Australia's carbon tax has been the most talked about policy here for the past five years and will continue to dominate the political landscape right up until the 2013 general election.
The tax has more detractors than supporters, but those who back it describe it as a visionary step to addressing climate change, and that it will encourage more environmentally friendly options to blossom.
The critics say the tax will not make a difference in the global scheme of things, that it will raise the cost of living, ruin industry and send jobs off shore to places like New Zealand.
This issue has been so controversial, it's sparked some of the most bitter protests in recent years and claimed some high profile political scalps, none more so than Kevin Rudd.
Five years ago, during a speech to the National Climate Change Summit, the then Prime Minister Rudd made a bold statement that would come back to haunt him and Labor.

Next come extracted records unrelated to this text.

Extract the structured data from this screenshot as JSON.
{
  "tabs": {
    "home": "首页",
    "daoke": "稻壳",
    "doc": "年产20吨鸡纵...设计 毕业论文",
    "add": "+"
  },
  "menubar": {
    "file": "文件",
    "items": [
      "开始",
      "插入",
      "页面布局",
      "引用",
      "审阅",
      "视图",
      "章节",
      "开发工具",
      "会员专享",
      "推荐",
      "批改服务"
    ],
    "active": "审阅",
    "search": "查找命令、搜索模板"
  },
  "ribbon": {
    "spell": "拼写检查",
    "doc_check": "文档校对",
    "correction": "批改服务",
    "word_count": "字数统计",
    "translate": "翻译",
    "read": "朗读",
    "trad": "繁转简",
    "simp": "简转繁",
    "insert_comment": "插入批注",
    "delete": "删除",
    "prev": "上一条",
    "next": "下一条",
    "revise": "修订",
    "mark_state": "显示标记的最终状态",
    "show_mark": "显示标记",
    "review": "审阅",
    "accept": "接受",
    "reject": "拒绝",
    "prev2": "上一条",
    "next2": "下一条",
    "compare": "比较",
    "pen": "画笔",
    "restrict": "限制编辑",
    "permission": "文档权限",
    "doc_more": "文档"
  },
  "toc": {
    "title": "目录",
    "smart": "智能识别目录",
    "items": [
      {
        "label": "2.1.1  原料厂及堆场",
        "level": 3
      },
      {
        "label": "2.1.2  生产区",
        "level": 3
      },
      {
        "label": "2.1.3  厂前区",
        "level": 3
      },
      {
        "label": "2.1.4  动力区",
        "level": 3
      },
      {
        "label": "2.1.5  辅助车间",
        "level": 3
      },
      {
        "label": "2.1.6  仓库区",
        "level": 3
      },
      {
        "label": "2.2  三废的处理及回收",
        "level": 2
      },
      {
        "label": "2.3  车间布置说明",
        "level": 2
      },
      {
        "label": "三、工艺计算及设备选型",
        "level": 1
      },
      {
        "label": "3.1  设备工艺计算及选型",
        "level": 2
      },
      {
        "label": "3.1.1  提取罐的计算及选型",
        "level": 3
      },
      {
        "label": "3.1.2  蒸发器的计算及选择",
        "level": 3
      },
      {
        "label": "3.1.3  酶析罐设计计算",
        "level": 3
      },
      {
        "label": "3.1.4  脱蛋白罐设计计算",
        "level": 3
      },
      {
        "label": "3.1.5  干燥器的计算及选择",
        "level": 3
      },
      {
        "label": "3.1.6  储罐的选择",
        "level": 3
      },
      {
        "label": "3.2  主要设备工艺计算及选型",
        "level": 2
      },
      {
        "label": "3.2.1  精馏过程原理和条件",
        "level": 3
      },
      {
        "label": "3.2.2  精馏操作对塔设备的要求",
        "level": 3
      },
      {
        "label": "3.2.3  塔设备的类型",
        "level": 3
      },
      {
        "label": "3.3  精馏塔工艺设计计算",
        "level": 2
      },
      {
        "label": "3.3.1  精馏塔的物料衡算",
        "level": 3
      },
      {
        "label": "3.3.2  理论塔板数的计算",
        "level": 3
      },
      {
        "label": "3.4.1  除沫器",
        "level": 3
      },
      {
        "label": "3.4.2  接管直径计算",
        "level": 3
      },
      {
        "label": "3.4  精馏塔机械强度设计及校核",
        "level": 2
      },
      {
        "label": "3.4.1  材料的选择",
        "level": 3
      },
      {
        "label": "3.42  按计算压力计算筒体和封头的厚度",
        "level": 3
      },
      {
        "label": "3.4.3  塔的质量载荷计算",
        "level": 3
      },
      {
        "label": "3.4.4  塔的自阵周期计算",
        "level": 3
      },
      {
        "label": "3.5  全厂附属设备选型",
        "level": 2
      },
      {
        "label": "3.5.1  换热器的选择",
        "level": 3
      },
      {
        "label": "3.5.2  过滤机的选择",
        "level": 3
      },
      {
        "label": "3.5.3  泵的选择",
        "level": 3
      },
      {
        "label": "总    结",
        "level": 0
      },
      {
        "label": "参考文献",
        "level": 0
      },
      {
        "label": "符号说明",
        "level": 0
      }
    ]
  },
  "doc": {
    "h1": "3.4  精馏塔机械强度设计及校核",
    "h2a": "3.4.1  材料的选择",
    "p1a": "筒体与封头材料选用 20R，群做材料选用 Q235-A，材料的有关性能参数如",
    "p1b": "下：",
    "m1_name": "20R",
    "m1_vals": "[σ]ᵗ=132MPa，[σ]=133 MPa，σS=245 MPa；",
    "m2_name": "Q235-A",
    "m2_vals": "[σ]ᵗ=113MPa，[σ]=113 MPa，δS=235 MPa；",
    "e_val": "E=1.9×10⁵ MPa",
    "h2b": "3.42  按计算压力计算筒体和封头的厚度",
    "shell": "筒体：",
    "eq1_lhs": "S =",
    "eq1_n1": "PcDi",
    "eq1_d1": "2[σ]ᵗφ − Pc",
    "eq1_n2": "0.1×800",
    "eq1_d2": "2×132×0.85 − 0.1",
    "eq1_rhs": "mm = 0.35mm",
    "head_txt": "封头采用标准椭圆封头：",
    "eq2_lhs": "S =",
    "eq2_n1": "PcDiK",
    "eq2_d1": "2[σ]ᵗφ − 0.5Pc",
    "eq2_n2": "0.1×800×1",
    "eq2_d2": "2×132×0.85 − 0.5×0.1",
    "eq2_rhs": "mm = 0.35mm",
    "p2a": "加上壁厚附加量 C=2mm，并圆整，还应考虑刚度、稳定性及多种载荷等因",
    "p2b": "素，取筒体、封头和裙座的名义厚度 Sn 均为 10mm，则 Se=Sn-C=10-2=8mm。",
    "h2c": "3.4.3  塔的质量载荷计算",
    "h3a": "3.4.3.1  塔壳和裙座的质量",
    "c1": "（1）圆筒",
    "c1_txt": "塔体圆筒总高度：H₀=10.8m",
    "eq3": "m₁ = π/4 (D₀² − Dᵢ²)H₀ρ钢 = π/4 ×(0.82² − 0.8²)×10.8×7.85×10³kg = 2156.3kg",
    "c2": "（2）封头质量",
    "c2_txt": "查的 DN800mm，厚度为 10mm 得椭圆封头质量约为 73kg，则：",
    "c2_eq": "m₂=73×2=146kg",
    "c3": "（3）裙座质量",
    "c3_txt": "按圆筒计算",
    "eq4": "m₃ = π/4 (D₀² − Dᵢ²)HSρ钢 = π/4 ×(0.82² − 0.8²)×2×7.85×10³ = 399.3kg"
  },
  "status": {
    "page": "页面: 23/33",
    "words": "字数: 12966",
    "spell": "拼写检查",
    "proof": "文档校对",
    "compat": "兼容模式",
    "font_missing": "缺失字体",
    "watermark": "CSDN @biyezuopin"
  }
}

"Climate change is the great moral challenge of our generation" Rudd declared just before the Global Financial Crisis hit.
With no buy in from the US, China and India, the Copenhagen Summit was a fizzer and Rudd was forced to shelve his proposed emissions trading scheme. That opened the door for Julia Gillard's dramatic leadership coup.
But Gillard too made a statement that's continued to dog her during Australia's first female Prime Minister's time at the helm.
Just before the 2010 election she made this promise: "There will be no carbon tax under the government I lead".
But the election delivered a hung parliament, and Gillard desperately needed the support of the Greens and a few independents and she got it by doing an astonishing back flip on the carbon tax.
The new tax came into effect on the first of July and covers around 500 of Australia's biggest polluters like power generators and mining operators.
They'll pay about $30 per tonne of carbon they emit, although travel between Australia and New Zealand isn't affected. The domestic aviation fuel excise is rising but there will be no change for international flights.
And unlike New Zealand's Emissions Trading Scheme, Australia's agriculture and forestry are excluded from the tax.
For the half a million or so expat New Zealanders who live in Australia, and the thousands more who stream here every month, consumer prices are expected to rise by less than 1% as companies pass on the tax through increasing prices.
To make up for the rise in living costs, people are receiving direct Government compensation payments out of the carbon tax money bucket.
All tax payers on less than $100,000NZD a year will get a tax cut. The tax free threshold has been tripled to just over $22,000NZD.
Regular government payments to seniors, families and individuals have also increased.
So now that it's all said and done, there are two big questions that remain.
Will the payments be enough to compensate price rises?
And does Julia Gillard have enough time to prove to voters the tax is the right move for Australia's future before they head to the polls next year?